Although the stable version BtrFS not yet included in most distributions Linux(for today, judging by the post - only SUSE and Oracle Linux) - it may well replace Ext3 / 4 in the foreseeable future and already provides conversion options Ext3 / 4 in BtrFS... Also, it's worth mentioning that one of the developers Ext, said that " BtrFS Is a step into the future. "

Characteristics:

  • maximum partition size: 16 EB;
  • maximum file name size: 255 characters.
  • due to performance, snapshots and other features - BtrFS is an excellent file system for the server;
  • Oracle also develops a replacement for NFS and CIFS, which is called CRFS and which is designed to improve performance for file storages with BtrFS;
  • performance tests showed lag BtrFS from Ext4 on solid-state media such as SSD and for operations with relatively small files:

ReizerFS

- introduced in 2001, it realized many possibilities that can never be realized in Ext*. In 2004 to replace ReizerFS FS was released Reizer4.

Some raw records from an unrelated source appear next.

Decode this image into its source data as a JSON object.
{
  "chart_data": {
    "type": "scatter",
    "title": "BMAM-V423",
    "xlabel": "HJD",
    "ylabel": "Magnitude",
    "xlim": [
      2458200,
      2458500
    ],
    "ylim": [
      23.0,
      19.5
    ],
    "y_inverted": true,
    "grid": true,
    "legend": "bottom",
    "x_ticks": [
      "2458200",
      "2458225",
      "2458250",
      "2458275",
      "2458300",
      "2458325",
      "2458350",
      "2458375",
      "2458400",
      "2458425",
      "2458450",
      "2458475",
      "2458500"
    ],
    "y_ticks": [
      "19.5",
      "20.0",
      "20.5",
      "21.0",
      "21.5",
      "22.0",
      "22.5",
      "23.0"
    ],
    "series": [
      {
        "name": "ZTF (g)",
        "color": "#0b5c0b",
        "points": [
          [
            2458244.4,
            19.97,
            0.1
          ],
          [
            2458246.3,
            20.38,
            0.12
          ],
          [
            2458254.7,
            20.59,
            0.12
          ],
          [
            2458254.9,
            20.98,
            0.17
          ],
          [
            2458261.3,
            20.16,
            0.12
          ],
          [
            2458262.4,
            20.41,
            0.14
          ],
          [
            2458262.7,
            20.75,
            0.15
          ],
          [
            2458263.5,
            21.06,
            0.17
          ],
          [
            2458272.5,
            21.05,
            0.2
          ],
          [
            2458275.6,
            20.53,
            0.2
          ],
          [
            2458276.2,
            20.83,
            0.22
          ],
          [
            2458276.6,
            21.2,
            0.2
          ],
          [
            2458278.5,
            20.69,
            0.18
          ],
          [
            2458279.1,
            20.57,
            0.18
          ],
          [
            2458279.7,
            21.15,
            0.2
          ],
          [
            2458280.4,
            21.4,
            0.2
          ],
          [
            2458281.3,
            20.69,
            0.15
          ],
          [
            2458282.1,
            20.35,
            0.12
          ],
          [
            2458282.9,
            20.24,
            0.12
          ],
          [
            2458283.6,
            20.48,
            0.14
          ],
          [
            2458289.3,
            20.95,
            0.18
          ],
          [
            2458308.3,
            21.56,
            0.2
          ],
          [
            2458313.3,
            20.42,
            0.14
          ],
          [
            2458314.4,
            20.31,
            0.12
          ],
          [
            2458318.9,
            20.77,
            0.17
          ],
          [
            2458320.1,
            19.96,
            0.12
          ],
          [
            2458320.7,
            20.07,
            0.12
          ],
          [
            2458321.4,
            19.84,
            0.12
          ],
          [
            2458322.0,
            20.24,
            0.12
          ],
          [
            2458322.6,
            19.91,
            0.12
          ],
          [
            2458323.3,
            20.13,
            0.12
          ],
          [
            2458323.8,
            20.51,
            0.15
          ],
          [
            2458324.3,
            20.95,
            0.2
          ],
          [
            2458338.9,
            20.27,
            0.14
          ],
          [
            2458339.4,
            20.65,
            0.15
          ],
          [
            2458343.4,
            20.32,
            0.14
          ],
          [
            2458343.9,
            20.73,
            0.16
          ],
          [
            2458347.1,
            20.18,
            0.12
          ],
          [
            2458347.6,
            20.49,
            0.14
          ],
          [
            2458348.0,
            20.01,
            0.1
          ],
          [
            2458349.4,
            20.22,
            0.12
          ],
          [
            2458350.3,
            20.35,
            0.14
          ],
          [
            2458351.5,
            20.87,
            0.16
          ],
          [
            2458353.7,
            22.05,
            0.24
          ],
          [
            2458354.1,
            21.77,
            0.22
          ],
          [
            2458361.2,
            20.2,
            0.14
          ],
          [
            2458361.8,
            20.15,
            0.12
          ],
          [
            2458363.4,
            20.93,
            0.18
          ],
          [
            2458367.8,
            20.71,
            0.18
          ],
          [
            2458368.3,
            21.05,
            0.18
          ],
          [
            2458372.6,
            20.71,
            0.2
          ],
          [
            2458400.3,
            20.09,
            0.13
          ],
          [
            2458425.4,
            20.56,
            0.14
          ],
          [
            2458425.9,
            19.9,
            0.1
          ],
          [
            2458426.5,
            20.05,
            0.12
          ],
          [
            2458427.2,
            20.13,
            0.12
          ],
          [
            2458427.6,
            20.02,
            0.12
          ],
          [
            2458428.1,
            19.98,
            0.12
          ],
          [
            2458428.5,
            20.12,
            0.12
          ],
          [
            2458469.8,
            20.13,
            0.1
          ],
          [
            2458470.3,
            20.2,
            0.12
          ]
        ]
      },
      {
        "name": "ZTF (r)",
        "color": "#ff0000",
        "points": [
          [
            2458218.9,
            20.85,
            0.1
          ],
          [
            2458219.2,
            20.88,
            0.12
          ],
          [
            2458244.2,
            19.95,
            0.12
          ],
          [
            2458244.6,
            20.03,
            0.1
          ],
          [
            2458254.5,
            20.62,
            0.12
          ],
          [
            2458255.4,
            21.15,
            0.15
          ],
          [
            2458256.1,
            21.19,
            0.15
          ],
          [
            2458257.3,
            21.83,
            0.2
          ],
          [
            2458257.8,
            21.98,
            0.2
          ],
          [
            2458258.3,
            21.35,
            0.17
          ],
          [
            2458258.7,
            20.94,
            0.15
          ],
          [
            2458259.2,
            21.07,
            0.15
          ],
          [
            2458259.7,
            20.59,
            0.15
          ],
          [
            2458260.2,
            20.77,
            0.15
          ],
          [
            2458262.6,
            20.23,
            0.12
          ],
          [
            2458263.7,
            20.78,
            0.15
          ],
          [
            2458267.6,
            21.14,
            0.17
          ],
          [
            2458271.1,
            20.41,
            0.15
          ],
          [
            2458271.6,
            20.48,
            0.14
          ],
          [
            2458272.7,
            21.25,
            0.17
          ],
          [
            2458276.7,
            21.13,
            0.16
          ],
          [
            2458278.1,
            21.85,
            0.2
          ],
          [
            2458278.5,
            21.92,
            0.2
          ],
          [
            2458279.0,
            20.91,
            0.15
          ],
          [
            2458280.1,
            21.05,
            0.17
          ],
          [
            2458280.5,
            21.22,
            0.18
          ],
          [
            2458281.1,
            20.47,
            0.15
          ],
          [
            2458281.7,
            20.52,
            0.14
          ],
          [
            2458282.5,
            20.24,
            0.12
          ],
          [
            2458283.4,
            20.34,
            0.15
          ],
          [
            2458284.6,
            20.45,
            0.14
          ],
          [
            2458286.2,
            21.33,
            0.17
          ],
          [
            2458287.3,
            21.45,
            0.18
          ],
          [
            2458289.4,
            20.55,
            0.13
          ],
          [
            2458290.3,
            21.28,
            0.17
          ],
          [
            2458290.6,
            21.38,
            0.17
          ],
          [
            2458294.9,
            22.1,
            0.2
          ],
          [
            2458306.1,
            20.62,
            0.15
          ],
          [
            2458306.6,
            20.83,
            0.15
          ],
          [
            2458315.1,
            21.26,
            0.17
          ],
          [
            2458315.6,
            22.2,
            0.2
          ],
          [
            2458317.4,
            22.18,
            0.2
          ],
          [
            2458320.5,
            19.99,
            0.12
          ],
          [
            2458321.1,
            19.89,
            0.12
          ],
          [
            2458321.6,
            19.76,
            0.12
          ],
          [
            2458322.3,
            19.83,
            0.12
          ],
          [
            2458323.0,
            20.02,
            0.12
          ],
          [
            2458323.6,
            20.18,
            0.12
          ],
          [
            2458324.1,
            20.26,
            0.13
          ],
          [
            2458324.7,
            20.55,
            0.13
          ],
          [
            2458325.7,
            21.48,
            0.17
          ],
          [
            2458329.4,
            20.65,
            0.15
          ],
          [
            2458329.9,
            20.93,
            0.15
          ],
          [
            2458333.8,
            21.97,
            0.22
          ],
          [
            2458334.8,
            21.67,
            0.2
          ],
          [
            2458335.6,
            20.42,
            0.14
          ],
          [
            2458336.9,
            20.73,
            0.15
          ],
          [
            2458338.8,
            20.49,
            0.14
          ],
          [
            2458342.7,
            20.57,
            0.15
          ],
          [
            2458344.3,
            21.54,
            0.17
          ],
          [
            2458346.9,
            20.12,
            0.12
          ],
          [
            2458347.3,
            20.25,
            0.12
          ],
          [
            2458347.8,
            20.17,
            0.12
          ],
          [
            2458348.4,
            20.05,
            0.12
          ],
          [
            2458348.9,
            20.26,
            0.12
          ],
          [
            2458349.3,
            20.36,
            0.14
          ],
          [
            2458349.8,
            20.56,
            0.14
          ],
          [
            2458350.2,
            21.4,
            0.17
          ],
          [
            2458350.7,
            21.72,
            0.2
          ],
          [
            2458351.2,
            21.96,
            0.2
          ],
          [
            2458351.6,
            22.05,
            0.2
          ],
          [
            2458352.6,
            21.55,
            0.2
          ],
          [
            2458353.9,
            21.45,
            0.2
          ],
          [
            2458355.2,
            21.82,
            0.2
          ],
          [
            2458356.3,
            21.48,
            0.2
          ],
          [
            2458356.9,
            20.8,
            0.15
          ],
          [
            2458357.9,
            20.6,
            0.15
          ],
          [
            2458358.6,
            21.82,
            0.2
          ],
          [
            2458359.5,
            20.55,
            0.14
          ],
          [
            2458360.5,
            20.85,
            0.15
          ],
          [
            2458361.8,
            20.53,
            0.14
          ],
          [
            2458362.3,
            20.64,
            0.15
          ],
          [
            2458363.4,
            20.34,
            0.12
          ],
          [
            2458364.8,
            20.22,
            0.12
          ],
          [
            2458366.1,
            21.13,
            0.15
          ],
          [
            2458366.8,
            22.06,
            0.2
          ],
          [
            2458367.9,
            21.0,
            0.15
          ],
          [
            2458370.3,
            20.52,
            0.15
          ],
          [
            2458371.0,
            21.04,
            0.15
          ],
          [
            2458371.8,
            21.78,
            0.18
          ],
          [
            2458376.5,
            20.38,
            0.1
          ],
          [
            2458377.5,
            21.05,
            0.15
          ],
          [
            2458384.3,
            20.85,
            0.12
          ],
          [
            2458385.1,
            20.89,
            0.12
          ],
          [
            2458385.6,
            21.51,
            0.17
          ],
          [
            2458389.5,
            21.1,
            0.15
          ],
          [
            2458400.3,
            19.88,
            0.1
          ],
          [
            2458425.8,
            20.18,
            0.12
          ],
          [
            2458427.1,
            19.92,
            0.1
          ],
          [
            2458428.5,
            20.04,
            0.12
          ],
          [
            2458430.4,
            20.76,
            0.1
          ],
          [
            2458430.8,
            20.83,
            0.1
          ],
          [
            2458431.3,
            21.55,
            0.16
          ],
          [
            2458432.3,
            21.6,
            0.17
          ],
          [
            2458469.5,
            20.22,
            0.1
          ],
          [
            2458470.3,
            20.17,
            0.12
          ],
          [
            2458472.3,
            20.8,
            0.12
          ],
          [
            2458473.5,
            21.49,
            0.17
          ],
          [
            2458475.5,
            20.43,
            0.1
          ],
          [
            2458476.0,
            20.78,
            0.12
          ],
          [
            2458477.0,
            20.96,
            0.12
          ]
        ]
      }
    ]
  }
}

At the same time - development Reizer4 progressing very slowly and still has limited support (?) in the kernel Linux... Currently, only ReiserFS .

Characteristics:

  • maximum file size: 1 EB ();
  • maximum partition size: 16 TB;
  • maximum file name size: 4032 bytes, but limited to 255 characters.
  • excellent performance when working with small files such as log files and is great for database servers or mail servers;
  • ReiserFS lends itself well to increasing the volume size - but does not support its reduction and encryption at the FS level;
  • future Reiser4 is still in question and for now BtrFS remains the preferred (?) choice between these two FS.

ZFS

- it is worth mentioning here, tk. it was also developed by the company Oracle and has capabilities similar to BtrFS and ReizerFS... She also became quite famous after the company Apple the intention to use it as the default file system. First release ZFS took place in 2005.

Due to license restrictions - ZFS cannot be included in the kernel Linux, but its support is possible with the help of the mechanism Linux's (FUSE).

Characteristics:

  • maximum file size: 16 EB ();
  • maximum partition size: 256 ZiB (Zebibyte);
  • maximum file name size: 255 bytes.
  • shows excellent performance when working with large disk arrays;
  • supports the ability to combine disks into arrays, create FS snapshots, and work with "layered display" ( ) data;
  • possible difficulties when trying to install and use in Linux-systems, due to the need to use FUSE.

Swap

Swap- is not a file system at all. File or section with swap-th is used by the kernel virtual memory system and has no filesystem structure at all. You cannot mount it and read data from it, because swap used exclusively by the kernel Linux to write pages of memory not disk. Usually - swap is used only when the OS lacks free RAM and "flushes" part of the data from memory to swap for her release.